One property of a relationship is its cardinality, which describes how many features in the coverage are related to how many records in the other attribute table. If the associated table contains measurements taken at a point in the coverage, the relationship will be one-to-many: one point to many measurements. In general, relationships can have one-to-one (1–1), one-to-many (1–M), many-to-one (M–1), and many-to-many (M–M) cardinalities.

In the example above, the point feature class in the coverage is the origin of the relationship, and the table containing the measurements is the destination. The columns used to connect these data sources are key attributes. The point feature class, or origin, has an attribute containing a code for each station; this is the primary key for the relationship. The measurements table has an attribute indicating the station at which the measurements were taken; this is an embedded foreign key.

Relationships have path labels that describe the nature of the association:

Types of relationships

There are two types of relationships: simple and composite. Simple relationships describe associations between data sources that exist independently of each other. A coverage and table are independent of each other if, when you delete the origin coverage, the destination table continues to exist. In the previous example, if you started taking measurements at a new point upstream and deleted the old point from the coverage, you would still keep the measurements taken from the old station for historical purposes. The relationship, therefore, is a simple one.

Composite relationships describe associations in which the lifetime of one object controls the lifetime of its related objects. An example is the association between highways and points for placing a highway shield marker. The primary key in the line feature class in the highways coverage has a unique code for each line. The foreign key in the point feature class in the shields coverage contains the code for the line it is associated with. Shield points can't exist without a highway.

Simple relationships can have one-to-one, one-to-many, or many-to-many cardinalities. A many-to-one relationship is by definition a one-to-one relationship. Composite relationships always have a one-to-many cardinality. When you create a one-to-many relationship, whether simple or composite, the "one" side of the relationship must be the origin and the "many" side must be the destination.

One object can participate in many relationships. For example, in addition to the composite relationship between highways and shield points, the highway line feature class might have a simple relationship to an INFO table. In this case, each highway line has a code indicating the type of surface used and the related table contains a description of each surface code, so many highways share the same surface description. To describe this second association, you would create a simple one-to-one relationship.

Although all the above examples have included coverages, it is important to note that you can create a relationship class to define an association between two INFO tables.

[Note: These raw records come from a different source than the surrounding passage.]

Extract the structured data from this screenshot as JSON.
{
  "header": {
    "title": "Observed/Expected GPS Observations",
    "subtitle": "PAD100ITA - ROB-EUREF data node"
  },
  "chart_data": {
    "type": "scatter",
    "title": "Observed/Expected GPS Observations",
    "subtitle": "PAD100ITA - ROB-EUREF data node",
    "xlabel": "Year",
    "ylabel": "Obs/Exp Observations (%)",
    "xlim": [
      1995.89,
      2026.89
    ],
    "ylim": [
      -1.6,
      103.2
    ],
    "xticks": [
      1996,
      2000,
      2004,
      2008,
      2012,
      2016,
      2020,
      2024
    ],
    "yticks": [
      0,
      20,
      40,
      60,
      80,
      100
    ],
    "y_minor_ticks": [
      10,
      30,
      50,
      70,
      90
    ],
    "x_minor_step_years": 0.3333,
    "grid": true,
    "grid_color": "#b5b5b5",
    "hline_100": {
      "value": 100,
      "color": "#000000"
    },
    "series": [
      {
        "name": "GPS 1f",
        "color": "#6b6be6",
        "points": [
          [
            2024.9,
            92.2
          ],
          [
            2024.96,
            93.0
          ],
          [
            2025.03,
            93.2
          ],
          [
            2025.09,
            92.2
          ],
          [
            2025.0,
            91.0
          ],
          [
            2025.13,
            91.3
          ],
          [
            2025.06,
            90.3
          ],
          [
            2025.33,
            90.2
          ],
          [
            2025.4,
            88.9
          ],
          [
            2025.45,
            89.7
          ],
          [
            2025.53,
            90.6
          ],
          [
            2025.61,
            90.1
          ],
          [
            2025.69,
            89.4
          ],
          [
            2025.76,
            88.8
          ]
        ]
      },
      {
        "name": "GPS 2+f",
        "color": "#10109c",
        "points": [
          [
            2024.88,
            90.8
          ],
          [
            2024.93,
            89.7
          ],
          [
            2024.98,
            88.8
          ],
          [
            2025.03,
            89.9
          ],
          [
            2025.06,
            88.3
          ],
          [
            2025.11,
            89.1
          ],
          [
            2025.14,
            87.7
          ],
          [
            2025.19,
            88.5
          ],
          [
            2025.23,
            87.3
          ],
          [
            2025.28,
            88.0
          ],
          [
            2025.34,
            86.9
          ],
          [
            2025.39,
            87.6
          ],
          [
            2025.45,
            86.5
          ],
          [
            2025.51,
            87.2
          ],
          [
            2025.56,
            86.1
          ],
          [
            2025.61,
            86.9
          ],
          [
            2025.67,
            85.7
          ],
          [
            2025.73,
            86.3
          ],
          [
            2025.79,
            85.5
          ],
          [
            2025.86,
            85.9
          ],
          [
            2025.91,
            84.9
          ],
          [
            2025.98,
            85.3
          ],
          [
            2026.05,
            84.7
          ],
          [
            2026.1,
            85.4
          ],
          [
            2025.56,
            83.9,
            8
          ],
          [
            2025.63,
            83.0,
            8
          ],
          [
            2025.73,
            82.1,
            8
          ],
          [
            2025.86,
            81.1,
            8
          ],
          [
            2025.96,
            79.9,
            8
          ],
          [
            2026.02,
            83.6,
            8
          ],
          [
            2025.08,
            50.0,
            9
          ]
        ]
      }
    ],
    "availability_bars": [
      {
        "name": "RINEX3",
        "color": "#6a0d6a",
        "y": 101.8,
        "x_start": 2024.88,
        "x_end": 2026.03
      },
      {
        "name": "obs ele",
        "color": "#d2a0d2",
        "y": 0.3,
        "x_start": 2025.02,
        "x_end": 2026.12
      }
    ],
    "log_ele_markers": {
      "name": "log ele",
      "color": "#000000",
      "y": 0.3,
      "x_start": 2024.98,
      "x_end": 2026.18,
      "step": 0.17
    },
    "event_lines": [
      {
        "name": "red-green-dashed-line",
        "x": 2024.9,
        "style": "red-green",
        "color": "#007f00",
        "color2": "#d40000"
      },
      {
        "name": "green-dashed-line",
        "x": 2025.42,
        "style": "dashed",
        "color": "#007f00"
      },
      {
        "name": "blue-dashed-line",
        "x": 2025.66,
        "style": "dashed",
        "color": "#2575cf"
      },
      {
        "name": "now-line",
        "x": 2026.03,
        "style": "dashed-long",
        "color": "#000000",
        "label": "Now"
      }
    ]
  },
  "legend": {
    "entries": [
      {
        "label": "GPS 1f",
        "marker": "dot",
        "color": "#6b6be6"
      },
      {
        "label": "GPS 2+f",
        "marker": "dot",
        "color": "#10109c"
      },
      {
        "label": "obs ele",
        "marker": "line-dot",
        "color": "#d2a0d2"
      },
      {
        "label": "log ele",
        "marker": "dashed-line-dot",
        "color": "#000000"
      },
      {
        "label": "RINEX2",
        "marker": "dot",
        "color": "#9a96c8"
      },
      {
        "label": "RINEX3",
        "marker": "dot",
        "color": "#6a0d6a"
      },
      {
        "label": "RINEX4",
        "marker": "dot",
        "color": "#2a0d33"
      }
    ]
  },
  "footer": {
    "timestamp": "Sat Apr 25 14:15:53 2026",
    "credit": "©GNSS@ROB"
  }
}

Coverage relationship classes

Layers may define joins and relates between geographic and tabular data that are stored in different formats or in different ArcInfo workspaces. Joins and relates provide similar functionality to simple relationship classes, except that they must be defined for each individual layer.

Learn more about joining tables and relating tables

You can create a coverage relationship class to model the relationships between objects in an ArcInfo workspace in a permanent and realistic fashion. Once created, the information can be reused in many layers. ArcMap will detect when a relationship class exists and allows you to easily access related attributes.

Coverage relationship classes are essentially the same as the relationship classes you can create in a geodatabase. For specific information regarding relationship classes in geodatabases, see Benefits of relationship classes.